On 2018/5/2 11:04, Willy Tarreau wrote:
> On Tue, May 01, 2018 at 09:34:14PM -0400, Patrick Hemmer wrote:
>> Would it be possible to add priority based queuing to haproxy? By this I
>> mean that when a server/backend is full (maxconn), that incoming
>> requests would be added to the queue in a custom order. The idea here is
>> that when the system is under stress, to make sure the important
>> requests get handled first.
> Hehe that's fun that you mention this, as this has been postponed since
> around 1.2 or 1.3! By then we didn't have the equivalent of HTTP rules
> to add/subtract some priority. Now we have everything to do it, we "just"
> need to replace the lists with priority trees in the queues and that's
> all. It's not a big work if someone is interested in working on this.
>
>> In our exact use case, we're looking to use this to help mitigate DOS
>> attacks. The idea is that if a layer 7 attack is saturating the backend
>> servers, we can add logic to prioritize the requests. This logic might
>> be things like requests that have a valid application cookie go to the
>> front of the queue, or requests that come from a cloud provider (e.g.
>> EC2) go to the back of the queue.
> That's exactly why I wanted them to be manipulated vi http-request rules,
> so that everyone can construct his own conditions. Also I found that for
> most shopping sites, having time-based priority is more important than
> position-based : you often want this type of request to be processed 100ms
> faster than another type of request.
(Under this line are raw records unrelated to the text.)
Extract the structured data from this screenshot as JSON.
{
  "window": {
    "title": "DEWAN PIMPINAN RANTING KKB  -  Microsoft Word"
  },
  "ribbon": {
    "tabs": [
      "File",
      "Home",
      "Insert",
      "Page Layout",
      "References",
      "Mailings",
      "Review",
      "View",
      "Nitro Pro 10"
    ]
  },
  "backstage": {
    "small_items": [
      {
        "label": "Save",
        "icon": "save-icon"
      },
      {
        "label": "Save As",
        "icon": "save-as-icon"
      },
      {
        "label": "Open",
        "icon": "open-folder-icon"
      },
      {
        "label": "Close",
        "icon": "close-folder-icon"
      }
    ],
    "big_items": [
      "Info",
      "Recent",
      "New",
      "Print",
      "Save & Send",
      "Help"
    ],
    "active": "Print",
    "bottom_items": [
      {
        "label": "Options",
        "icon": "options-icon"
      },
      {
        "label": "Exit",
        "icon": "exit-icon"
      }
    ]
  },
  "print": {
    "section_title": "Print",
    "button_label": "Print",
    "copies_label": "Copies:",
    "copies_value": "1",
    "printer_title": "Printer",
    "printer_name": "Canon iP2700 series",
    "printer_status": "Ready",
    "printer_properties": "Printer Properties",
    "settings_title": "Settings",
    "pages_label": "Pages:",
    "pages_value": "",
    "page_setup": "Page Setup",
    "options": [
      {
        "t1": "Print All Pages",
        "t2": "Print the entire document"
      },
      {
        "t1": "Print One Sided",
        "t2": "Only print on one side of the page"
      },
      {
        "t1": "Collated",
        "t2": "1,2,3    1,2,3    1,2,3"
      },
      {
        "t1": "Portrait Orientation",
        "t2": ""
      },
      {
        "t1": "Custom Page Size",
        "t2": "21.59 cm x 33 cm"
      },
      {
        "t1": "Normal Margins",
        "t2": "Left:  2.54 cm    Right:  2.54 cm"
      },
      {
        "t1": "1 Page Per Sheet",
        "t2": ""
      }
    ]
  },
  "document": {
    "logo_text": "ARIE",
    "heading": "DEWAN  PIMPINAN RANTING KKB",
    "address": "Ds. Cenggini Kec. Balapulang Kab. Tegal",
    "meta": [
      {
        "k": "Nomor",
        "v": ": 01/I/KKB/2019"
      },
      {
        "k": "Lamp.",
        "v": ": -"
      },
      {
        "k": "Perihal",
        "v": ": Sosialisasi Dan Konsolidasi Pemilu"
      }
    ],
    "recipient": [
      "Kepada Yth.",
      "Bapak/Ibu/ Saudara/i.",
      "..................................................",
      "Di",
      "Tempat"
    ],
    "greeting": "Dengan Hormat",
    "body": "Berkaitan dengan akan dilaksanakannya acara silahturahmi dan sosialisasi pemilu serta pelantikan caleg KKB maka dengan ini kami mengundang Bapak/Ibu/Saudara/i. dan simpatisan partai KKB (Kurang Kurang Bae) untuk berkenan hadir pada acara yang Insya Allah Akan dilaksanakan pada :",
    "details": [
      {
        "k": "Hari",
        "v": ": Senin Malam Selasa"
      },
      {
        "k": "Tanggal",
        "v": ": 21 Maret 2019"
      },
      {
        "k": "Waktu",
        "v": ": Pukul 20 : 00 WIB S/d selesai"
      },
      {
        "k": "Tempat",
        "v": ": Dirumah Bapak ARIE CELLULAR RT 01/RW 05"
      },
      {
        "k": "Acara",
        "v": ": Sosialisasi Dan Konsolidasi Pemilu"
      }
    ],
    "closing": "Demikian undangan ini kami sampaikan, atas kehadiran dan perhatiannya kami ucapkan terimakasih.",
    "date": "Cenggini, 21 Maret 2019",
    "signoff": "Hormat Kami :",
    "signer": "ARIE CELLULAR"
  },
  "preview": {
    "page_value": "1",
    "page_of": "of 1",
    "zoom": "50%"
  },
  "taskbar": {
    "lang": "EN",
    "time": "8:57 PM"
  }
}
With HTTP/2 it will be even more
> interesting because it will allow to send the important objects used for
> rendering before the other ones, which is very similar to the H2 priority
> but more fine-grained if you can adjust it on the fly.
>
>> DOS mitigation is hard because while you can write rules to identify
>> requests that are suspicious, you don't want to block them outright as
>> it is possible they might be legitimate. With prioritization, the
>> requests still get through, and are only affected when the backend is
>> saturated. If maxconn is not reached, the prioritization has no effect
>> at all (since queue is empty).
> I wholeheartly agree with you :-)
>
>> I made the change to haproxy and simulated the conditions in a lab, and
>> the strategy appears to work.
>> The change to haproxy was very minor, ~10 lines in queue.c, using
>> `task->nice` as the prioritization key. However my change is a very
>> rough PoC, and not worthy of submission.
> For a rough PoC it's indeed perfectly fine. But for a final design we
> really need a separate offset. I've really been convinced in field about
> using time rather than position, if you want to experiment with this I
> can give you some insights, it's the same in fact.
Can you elaborate on what you're thinking of for a time-based queue?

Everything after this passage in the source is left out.